Namur : expo "Portraits de fossoyeurs", l'envers du métier
La Nef accueille l’exposition «Par-delà ces regards : portraits de fossoyeurs». Des clichés pour sensibiliser le public à ce métier méconnu.
- Publié le 14-11-2022 à 14h17
- Mis à jour le 14-11-2022 à 14h36
C’est une profession discrète, mais pourtant indispensable à l’équilibre d’une commune. Être fossoyeur, ce n’est pas seulement creuser des fosses dans les cimetières pour y inhumer les défunts, loin s’en faut.

Depuis les années 1990, le métier s’est complexifié, avec notamment la récupération de corps contenus dans des housses plastiques et des contenants anaérobiques. Des tâches délicates et moralement difficiles pour ces hommes de terrain confrontés, par tous les temps, à la mort et au deuil…

Un envers du décor qui est au cœur de l’exposition Par-delà ces regards: portraits de fossoyeurs, visible gratuitement à la Nef jusqu’au 27 novembre. L’occasion de cerner l’utilité des missions entreprises par les fossoyeurs.
"En vingt ans de métier, j’ai constaté que les fossoyeurs étaient profondément négligés par les décideurs politiques. Leur profession est d’ailleurs l’une des seules qui ne fut pas mise en valeur lors de la crise sanitaire, déplore Xavier Deflorenne, coordinateur de la cellule de gestion du patrimoine funéraire de Wallonie. Le but de cette exposition consiste donc à les mettre en lumière afin que l’on réfléchisse davantage à leur statut."
Difficiles exhumations
Xavier Deflorenne, organisateur de l’exposition, a invité les deux photographes Frédéric Pauwels (collectif Huma) et Olivier Gilgean (Service Public de Wallonie). Chacun de leurs clichés en grand format mêle leurs propres regards à ceux de ces agents communaux confrontés à l’adversité.

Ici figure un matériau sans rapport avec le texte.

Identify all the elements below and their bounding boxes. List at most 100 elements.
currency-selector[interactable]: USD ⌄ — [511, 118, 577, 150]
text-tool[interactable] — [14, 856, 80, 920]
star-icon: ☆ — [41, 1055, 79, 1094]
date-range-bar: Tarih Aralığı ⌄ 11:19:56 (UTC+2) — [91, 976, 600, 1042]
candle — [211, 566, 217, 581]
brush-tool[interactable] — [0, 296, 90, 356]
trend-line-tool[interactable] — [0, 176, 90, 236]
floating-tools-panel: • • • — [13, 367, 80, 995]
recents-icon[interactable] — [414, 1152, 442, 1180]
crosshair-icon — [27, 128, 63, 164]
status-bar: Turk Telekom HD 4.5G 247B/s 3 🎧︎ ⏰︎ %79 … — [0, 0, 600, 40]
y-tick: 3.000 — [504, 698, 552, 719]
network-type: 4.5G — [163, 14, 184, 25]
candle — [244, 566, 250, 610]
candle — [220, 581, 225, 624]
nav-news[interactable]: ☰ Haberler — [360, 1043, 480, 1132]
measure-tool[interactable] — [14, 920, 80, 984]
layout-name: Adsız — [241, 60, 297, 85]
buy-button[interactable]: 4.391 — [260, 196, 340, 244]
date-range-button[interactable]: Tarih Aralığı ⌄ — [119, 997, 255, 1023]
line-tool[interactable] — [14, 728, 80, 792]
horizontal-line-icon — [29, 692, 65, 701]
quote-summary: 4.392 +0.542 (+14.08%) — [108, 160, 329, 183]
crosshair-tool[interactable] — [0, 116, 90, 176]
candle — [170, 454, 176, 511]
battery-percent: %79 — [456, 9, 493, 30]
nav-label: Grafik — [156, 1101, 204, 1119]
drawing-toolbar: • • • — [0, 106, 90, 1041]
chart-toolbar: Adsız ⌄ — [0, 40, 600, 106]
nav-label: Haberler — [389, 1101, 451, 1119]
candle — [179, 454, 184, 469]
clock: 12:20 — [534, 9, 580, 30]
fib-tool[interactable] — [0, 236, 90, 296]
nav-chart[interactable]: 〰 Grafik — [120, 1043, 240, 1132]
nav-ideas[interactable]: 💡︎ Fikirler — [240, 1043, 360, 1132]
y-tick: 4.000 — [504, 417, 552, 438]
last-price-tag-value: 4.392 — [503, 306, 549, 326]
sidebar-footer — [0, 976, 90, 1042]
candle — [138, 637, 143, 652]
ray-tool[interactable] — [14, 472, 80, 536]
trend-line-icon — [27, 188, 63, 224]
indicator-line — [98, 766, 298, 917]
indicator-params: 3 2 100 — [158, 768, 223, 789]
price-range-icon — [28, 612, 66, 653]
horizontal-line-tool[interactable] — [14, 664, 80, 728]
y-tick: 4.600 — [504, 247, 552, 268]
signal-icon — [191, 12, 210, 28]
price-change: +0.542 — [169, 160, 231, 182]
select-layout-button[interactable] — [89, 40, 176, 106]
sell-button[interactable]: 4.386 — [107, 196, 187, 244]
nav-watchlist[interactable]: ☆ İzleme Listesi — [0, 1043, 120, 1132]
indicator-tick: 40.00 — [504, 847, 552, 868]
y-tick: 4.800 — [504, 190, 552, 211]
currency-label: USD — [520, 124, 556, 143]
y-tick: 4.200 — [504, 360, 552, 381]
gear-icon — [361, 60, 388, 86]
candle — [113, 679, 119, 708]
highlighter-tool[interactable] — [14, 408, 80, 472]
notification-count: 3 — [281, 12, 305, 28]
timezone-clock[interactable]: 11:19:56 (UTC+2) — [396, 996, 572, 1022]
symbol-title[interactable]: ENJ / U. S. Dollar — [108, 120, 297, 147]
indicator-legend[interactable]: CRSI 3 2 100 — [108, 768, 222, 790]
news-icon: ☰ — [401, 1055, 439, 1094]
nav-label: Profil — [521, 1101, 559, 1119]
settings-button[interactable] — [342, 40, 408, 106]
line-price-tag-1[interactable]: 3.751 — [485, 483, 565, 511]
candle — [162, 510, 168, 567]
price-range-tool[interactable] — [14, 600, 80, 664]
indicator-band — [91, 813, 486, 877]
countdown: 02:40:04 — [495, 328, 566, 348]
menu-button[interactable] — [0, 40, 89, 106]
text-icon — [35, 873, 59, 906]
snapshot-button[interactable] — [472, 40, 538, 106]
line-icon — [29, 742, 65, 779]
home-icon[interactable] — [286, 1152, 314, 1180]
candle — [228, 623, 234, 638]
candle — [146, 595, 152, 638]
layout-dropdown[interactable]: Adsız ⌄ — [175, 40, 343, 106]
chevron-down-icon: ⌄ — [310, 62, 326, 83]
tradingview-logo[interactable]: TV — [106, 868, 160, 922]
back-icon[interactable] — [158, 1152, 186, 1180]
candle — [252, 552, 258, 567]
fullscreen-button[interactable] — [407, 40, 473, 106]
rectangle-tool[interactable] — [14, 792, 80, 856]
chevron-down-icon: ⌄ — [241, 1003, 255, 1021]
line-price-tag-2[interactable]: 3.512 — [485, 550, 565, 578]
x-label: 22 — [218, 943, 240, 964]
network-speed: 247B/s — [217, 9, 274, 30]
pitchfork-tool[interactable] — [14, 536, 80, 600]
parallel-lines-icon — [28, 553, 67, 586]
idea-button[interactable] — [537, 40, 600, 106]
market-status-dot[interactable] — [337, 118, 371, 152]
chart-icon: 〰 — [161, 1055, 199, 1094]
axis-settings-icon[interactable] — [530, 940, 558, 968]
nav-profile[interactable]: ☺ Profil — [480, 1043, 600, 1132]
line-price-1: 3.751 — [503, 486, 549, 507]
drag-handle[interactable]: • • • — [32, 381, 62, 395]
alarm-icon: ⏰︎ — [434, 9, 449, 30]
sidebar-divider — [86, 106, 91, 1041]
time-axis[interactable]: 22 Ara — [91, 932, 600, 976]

"Ensemble, nous sommes parvenus à faire ressortir les sentiments des fossoyeurs avec leurs visages, la couleur ainsi que le noir et blanc", estime Olivier Gilgean. De quoi mieux comprendre les difficultés propres à cette fonction. "En affichant le traumatisme des fossoyeurs, il s’agit de jeter un pavé dans la mare pour changer les règlements liés aux pratiques funéraires", ajoute Frédéric Pauwels.
Frédéric et Olivier ont également eu l’occasion de photographier plusieurs défunts lors de leur exhumation. Un travail, indispensable pour libérer de la place dans les cimetières et ainsi éviter leur extension, qui n’a pas laissé indifférent les deux hommes. "La nuit qui a suivi ma première exhumation a été difficile car des images me revenaient sans cesse à l’esprit", reconnaît Frédéric Pauwels. "En ce qui me concerne, je retiens le respect qui caractérise les fossoyeurs à l’égard des morts, en particulier lorsqu’on déterre le corps d’un enfant. Dans un moment comme celui-là, il règne un silence de plomb", complète Olivier Gilgean. En résultent des clichés pas toujours soutenables pour le spectateur, mais qui reflètent la réalité du métier.
Les mentalités évoluent
Si des inégalités de traitement persistent d’une Commune à l’autre, Xavier Deflorenne constate toutefois un changement progressif du monde politique à l’égard du fossoyeur: "Petit à petit, certains politiciens comprennent qu’il s’agit d’une profession à valoriser car essentielle." Le gouvernement wallon a pris quelques mesures en ce sens. "Nous avons travaillé sur la modification des décrets liés aux sépultures car cette législation doit évoluer selon l’évolution de la société", explique Valérie De Bue (MR), ministre wallonne du Patrimoine. De nouvelles formations ont également vu le jour, à la Région wallonne, pour que les fossoyeurs de demain soient mieux préparés aux prochains défis inhérents au métier.
La Nef, rue Saint-Nicolas à Namur, jusqu’au 27 novembre, en semaine de 14 à 18h, le week-end de 11 à 18h.